Bitkilerin Şahsiyetimize Fısıldayışı
Yaratılmış olan bütün varlıkların (canlı-cansız) kendi fıtratlarına kodlanmış ve Allah'ın istediği bir şekilde görevlerini yerine getirmelerine "tesbih" denir.
Bütün varlıklar Allah'ı tesbih eder:
"Yedi gök, arz ve bunların içinde bulunanlar, O'nu
tesbih ederler. O'nu övgü ile tesbih etmeyen hiçbir şey yoktur, ama siz onların
tesbihlerini anlamazsınız..." (İsrâ /44)
Yaratılmışlar kendi fıtrat kodlarını mukannen bir şekilde
işler hâlde tutarak Allah'ı tesbihlerini fısıldarlar. Güneşin yörüngesinden
ayrılmadan ısı ve ışık saçmaya devam etmesi; rüzgarın, yağmur yüklü bulutları
çorak topraklara götürmesi; arıların çeşit çeşit polenleri toplayıp bal
yapması; toprağın, bağrına ekilenleri besleyip büyütmesi gibi daha birçok
varlık Allah'ı tesbih eder. Her şey kendi fıtratına uygun bir güzergâh
belirler. Bir tek emaneti, o ağır
sorumluluğu (irade, bilinç, vahiy) yüklenen insan, fıtratındaki kodlara yabancı
düşmeye hazır ve nazırdır. Bir tek insan, aslından uzak, zikirsizdir. (Zikr:
hatırlamak)
İnsan bir durup düşünmeli. Fıtrat kodlarını hatırlatan
kâinat kitabına, insan kitabına ve Kur'an'a bakmalı. Kâinat kitabının güzide
ayetlerinden olan bitkilere bakıp ders çıkarmalı. Çünkü insan da bitki gibi bir
süreçle yaratıldı. ("...onu (Meryem'i) güzel bir bitki olarak
yetiştirdi..." Ali İmran/37)
Toprak bitkiye de insana da can verdi. İnsan da kâinat
kitabındaki bitki ayetine bakıp kendi şahsiyetini şekillendirebilir. Çünkü bir
çiçek insanı çok yönlü eğitebilir. İnsan, bitki yetiştirirken dikkat ederse
aynı zamanda kendisini de yetiştirebilir.

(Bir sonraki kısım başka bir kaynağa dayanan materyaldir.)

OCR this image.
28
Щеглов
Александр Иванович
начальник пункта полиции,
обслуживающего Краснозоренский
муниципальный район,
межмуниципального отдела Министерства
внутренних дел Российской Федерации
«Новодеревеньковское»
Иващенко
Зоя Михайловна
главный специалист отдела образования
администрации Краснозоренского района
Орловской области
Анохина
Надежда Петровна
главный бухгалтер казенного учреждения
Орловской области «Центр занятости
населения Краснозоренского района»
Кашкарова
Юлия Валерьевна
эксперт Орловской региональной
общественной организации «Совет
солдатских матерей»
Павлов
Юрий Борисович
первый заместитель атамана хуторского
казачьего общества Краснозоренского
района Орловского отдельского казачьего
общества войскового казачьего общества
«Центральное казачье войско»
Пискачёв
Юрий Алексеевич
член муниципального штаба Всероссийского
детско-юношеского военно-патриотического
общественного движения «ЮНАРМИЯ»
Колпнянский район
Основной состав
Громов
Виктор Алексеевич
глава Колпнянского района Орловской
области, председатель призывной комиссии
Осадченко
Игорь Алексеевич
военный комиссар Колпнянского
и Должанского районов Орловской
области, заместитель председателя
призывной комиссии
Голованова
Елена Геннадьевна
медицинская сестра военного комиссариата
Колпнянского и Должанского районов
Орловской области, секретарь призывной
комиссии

Bitkiler insana sabrı öğretir. Sabırla evrendeki düzenin,
kanunların işleyişini gözlemler.
Bir limon tohumu
der ki: "Kök salıp filizlenmem için yasalardaki nemli ve havasız ortamı
sağlarsan ve gerekli sabrı gösterirsen sonuç mukannen bir filizlenme
olur."
Her çiçek, bitki, ağaç özgündür ve kendi yapısına
kodlanmış şartları vardır. Kiminin toprağı, kiminin suyu, kiminin de güneş
ışığından nasibi farklıdır. Meselâ bir kaktüsü her gün sularsanız onu
öldürürsünüz. Çünkü onun diğer bitkiler gibi çok suya ihtiyacı yoktur.
Ve kaktüs son
nefesini verirken bize şunu fısıldar:
"İnsanlar da
böyledir, yeryüzündeki her bir insan biricik ve özgündür. Her insanı aynı
kalıba koyamazsın. Herkesin farklı
toprakları, farklı iklimleri ve düşünce dünyası vardır.
Sen suyu veya bol
güneş ışığını sevebilirsin ve bu sana iyi de gelebilir. Ama sana iyi gelen şey
bir başkasını öldürebilir."
Hâsılı sayın okur,
tıpkı bitkilere olduğu gibi insanlara da sabırla ve özgün olduklarını
zihnimizde çakılı tutarak yaklaşmalıyız. Bitkilerin fısıltısına kulak verip
bitki gibi özenle yetiştirdiğimiz bir şahsiyetimizin olması temennisiyle...
(Not: Güzel ülkemizin yanan ormanları içimize de bir ateş
düşürdü.
İnsanımızı, hayvanımızı ve ağaçlarımızı kaybettik. Ateş
sadece düştüğü yeri yakmadı. Fakat biz biliyoruz ki tekrar yeşereceğiz ve çiçek
açacağız.
Kâinat ayetlerini,
insan ayetini koruyup kollamamızı, onlardan ders çıkarmamızı isteyen
"Kur'an" ile biz tekrar yeşereceğiz.)